Inflammatory changes in the vaginal canal and spinal cord, and increased eosinophil activity after 10 intra-vaginal MI challenges in previously sensitized ND4 female mice. Relative transcript abundance of interferon-γ (IFN-γ) and interleukin (IL)-6 transcripts in the vaginal canal tissue (A) and IL-1β and IL-6 in spinal cord tissue (B) of MI challenged mice one and seven days after 10 challenges, normalized to β2-microglobulin mRNA levels; 5–6 mice/treatment group. Black dotted line denotes no change in the relative abundance of transcripts. (C) Tissue eosinophil peroxidase levels measured by optical density (OD)/g of wet tissue, in the vaginal canal of mice one day after the 3rd and 10th MI challenge; 3–5 mice/treatment group. Significance with respect to vehicle control group ** p < 0.01. EPO, eosinophil peroxidase.

Figure 5

Reduced vaginal mast cell density and ano-genital sensitivity following six intra-vaginal therapeutic THC treatments after 10 vaginal MI challenges in previously sensitized ND4 female mice. (A,C) Representative confocal images of vaginal canal tissue from mice that were sensitized and challenged with MI and subsequently treated with THC (A) or untreated, that is, NT (C), at one day after the last treatment, respectively. Mast cells stained with FITC-conjugated avidin (green) and nuclei counterstained with DAPI (blue); 200× magnification. (B) Mast cell density displayed as fold change in avidin signal in THC-treated over NT mice at 1, 7, and 10 days after the 6th THC treatment; 6–7 mice/treatment group. Black dotted line denotes no change in MC abundance. (D) Anogenital tactile sensitivity of MI challenged mice treated with NT (black) or therapeutic THC (red) 1, 7, and 10 days after the 6th THC treatment; n = 8–9 mice/treatment group. Results displayed as mean ± SEM. Significance with respect to control group * p < 0.05.

Figure 6

Reduced vaginal mast cell density and ano-genital sensitivity following intra-vaginal preventive THC treatments before and during 10 vaginal MI challenges in previously sensitized ND4 female mice. (A,B,D,E) Representative images of vaginal canal tissue from THC-treated (A,B) and NT (D,E) MI-challenged mice one and seven days after the 10th MI challenge.

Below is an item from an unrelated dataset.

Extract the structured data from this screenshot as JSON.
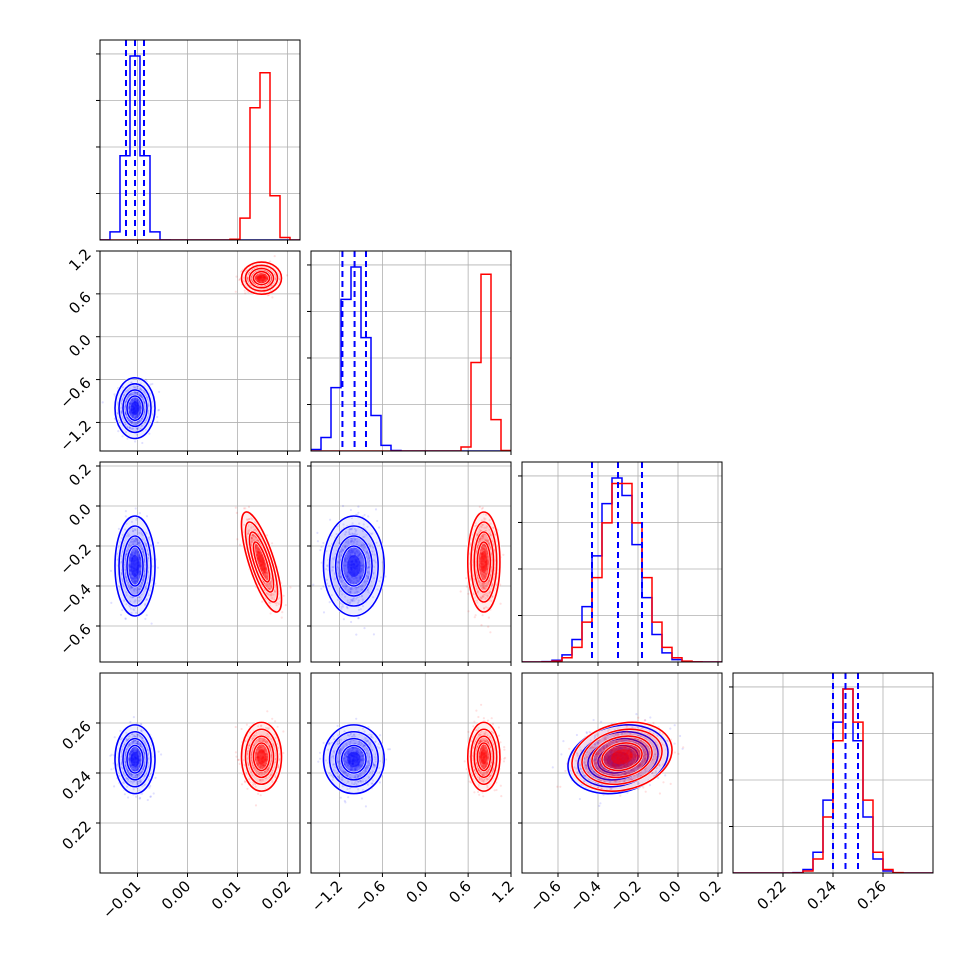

Mast cells stained with FITC-conjugated avidin (green) and nuclei counterstained with DAPI (blue); 200× magnification. (C) Mast cell density displayed as fold change in avidin⁺ signal intensity of the THC-treated over NT mice; n = 3–7 mice/treatment group. (F) Ano-genital tactile sensitivity of preventive THC-treated and NT mice at 1, 7, and 21 days after the 10th MI challenge; 8–9 mice/treatment group. Red dotted line denotes 33% hyperalgesia threshold. Results displayed as mean ± SEM. Significance with respect to control group * p < 0.05 and ** p < 0.01.